The winch, though small, was powerful and fast. From bridge to saddle took less than a minute and a half. There was a gentle breeze blowing from the north, apparently freshening as the altitude increased, and the rope and its burden swayed quite noticeably, striking each of the cross-struts, at times quite forcibly, on the way up. Peters seemed unconcerned, his gaze fixed on Bartlett. As the rope and its cargo neared the top Bartlett made a horizontal waving motion of his arm. Peters eased the winch drum to a crawl. Bartlett made a slow upwards beckoning motion with his arm then stretched it out horizontally. Peters unwound the rope after stopping the winch, leaving only one turn on the drum.

Bartlett and Boyard pulled in the beam and boat-hook, detached them along with the lead weight, passed the rope through the pulley and resecured the lead weight. They then eased out the H-beam for a distance of about six feet then clamped the inner end to a strut, tightening the butterfly nuts to their maximum. Bartlett signalled Peters who took the last turn off the drum. Weight and rope sank rapidly downwards.

Two minutes later the rope was on its way up again, this time with the canvas strap of explosives which dangled at its full length, fastened to the rope by two heavy metal buckles at one end of the strap.
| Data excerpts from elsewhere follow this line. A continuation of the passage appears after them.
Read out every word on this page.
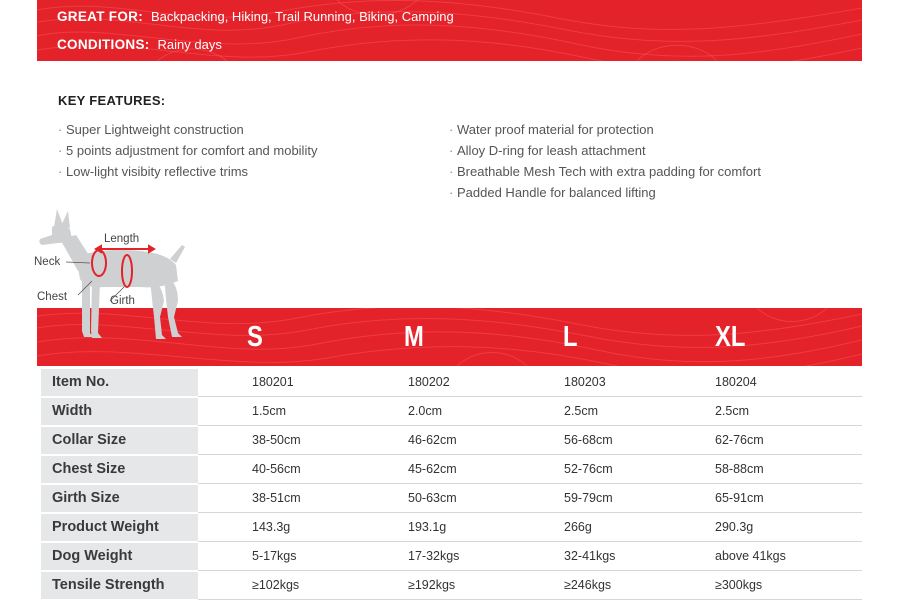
GREAT FOR: Backpacking, Hiking, Trail Running, Biking, Camping
CONDITIONS: Rainy days
KEY FEATURES:
· Super Lightweight construction
· 5 points adjustment for comfort and mobility
· Low-light visibity reflective trims
· Water proof material for protection
· Alloy D-ring for leash attachment
· Breathable Mesh Tech with extra padding for comfort
· Padded Handle for balanced lifting
S	M	L	XL
Length
Neck
Chest	Girth
Item No.	180201	180202	180203	180204
Width	1.5cm	2.0cm	2.5cm	2.5cm
Collar Size	38-50cm	46-62cm	56-68cm	62-76cm
Chest Size	40-56cm	45-62cm	52-76cm	58-88cm
Girth Size	38-51cm	50-63cm	59-79cm	65-91cm
Product Weight	143.3g	193.1g	266g	290.3g
Dog Weight	5-17kgs	17-32kgs	32-41kgs	above 41kgs
Tensile Strength	≥102kgs	≥192kgs	≥246kgs	≥300kgs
Unlike the previous occasion Peters now moved with great caution, the drum moving very slowly and occasionally stopping altogether. General Cartland commented on this to Branson.

‘Your winchman is trying to eliminate all sway?’
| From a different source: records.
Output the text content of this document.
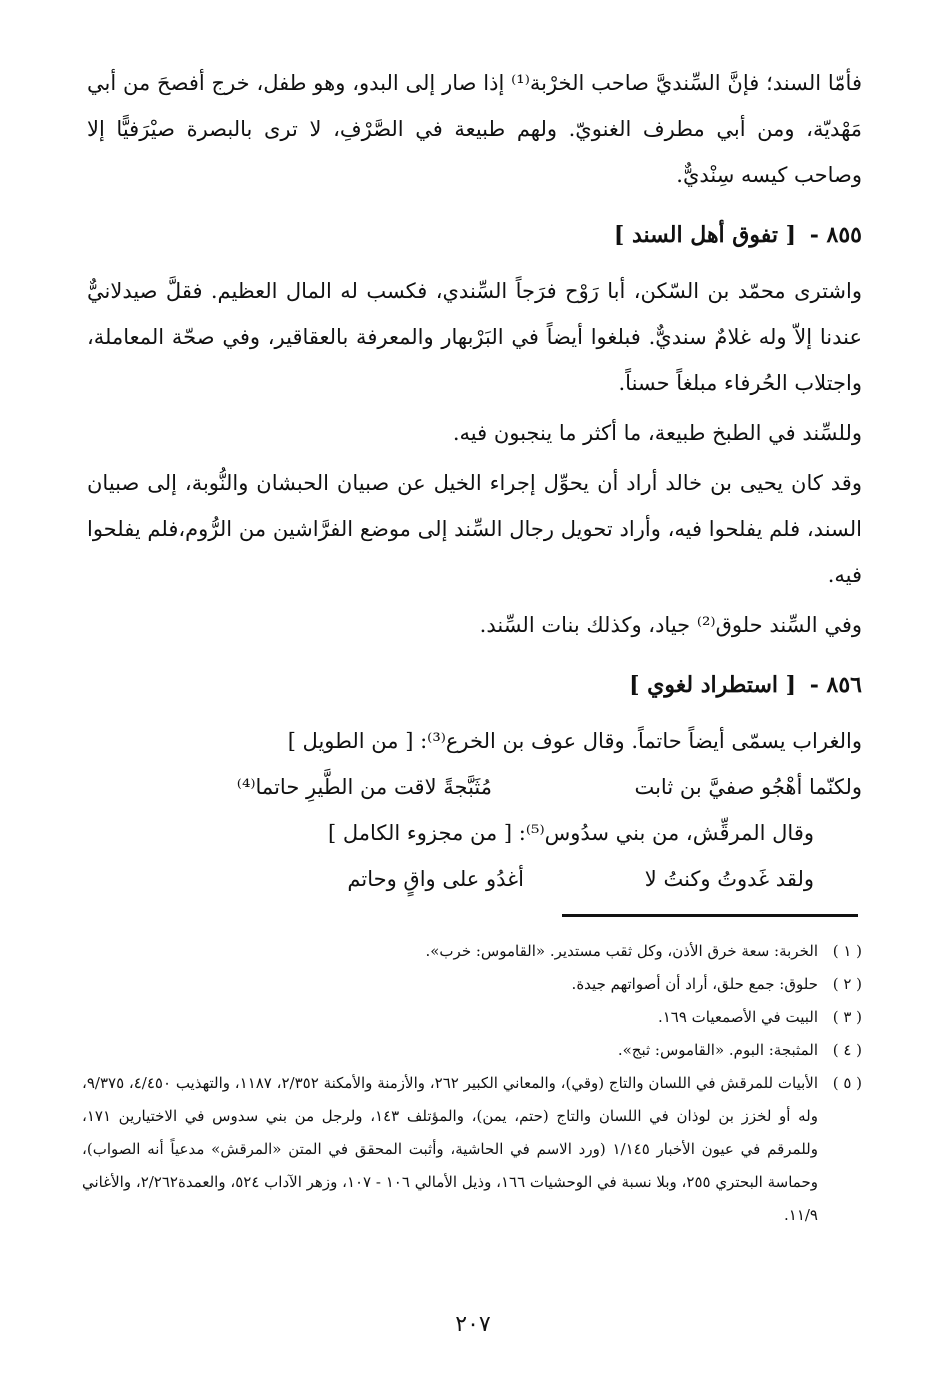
فأمّا السند؛ فإنَّ السِّنديَّ صاحب الخرْبة⁽¹⁾ إذا صار إلى البدو، وهو طفل، خرج أفصحَ من أبي مَهْديّة، ومن أبي مطرف الغنويّ. ولهم طبيعة في الصَّرْفِ، لا ترى بالبصرة صيْرَفيًّا إلا وصاحب كيسه سِنْديٌّ.

٨٥٥ - [ تفوق أهل السند ]

واشترى محمّد بن السّكن، أبا رَوْح فرَجاً السِّندي، فكسب له المال العظيم. فقلَّ صيدلانيٌّ عندنا إلاّ وله غلامٌ سنديٌّ. فبلغوا أيضاً في البَرْبهار والمعرفة بالعقاقير، وفي صحّة المعاملة، واجتلاب الحُرفاء مبلغاً حسناً.

وللسِّند في الطبخ طبيعة، ما أكثر ما ينجبون فيه.

وقد كان يحيى بن خالد أراد أن يحوِّل إجراء الخيل عن صبيان الحبشان والنُّوبة، إلى صبيان السند، فلم يفلحوا فيه، وأراد تحويل رجال السِّند إلى موضع الفرَّاشين من الرُّوم،فلم يفلحوا فيه.

وفي السِّند حلوق⁽²⁾ جياد، وكذلك بنات السِّند.

٨٥٦ - [ استطراد لغوي ]

والغراب يسمّى أيضاً حاتماً. وقال عوف بن الخرع⁽³⁾: [ من الطويل ]

ولكنّما أهْجُو صفيَّ بن ثابت
مُثَبَّجةً لاقت من الطَّيرِ حاتما⁽⁴⁾

وقال المرقِّش، من بني سدُوس⁽⁵⁾: [ من مجزوء الكامل ]

ولقد غَدوتُ وكنتُ لا
أغدُو على واقٍ وحاتم
( ١ )
الخربة: سعة خرق الأذن، وكل ثقب مستدير. «القاموس: خرب».
( ٢ )
حلوق: جمع حلق، أراد أن أصواتهم جيدة.
( ٣ )
البيت في الأصمعيات ١٦٩.
( ٤ )
المثبجة: البوم. «القاموس: ثبج».
( ٥ )
الأبيات للمرقش في اللسان والتاج (وقي)، والمعاني الكبير ٢٦٢، والأزمنة والأمكنة ٢/٣٥٢، ١١٨٧، والتهذيب ٤/٤٥٠، ٩/٣٧٥، وله أو لخزز بن لوذان في اللسان والتاج (حتم، يمن)، والمؤتلف ١٤٣، ولرجل من بني سدوس في الاختيارين ١٧١، وللمرقم في عيون الأخبار ١/١٤٥ (ورد الاسم في الحاشية، وأثبت المحقق في المتن «المرقش» مدعياً أنه الصواب)، وحماسة البحتري ٢٥٥، وبلا نسبة في الوحشيات ١٦٦، وذيل الأمالي ١٠٦ - ١٠٧، وزهر الآداب ٥٢٤، والعمدة٢/٢٦٢، والأغاني ١١/٩.
٢٠٧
‘Yes. We don’t want that strap of explosives to bang against one of the cross-struts.’

‘Of course. I’d forgotten how sensitive fulminate of mercury detonators are.’

‘The detonators are in Bartlett’s pocket. But the primers can be temperamental too. That’s why we have that extended beam up top – to give clearance. Also, it’s asking a bit much for even two strong men to haul a hundred and sixty pounds – not a hundredweight as you estimated, General – over five hundred feet vertically upwards.’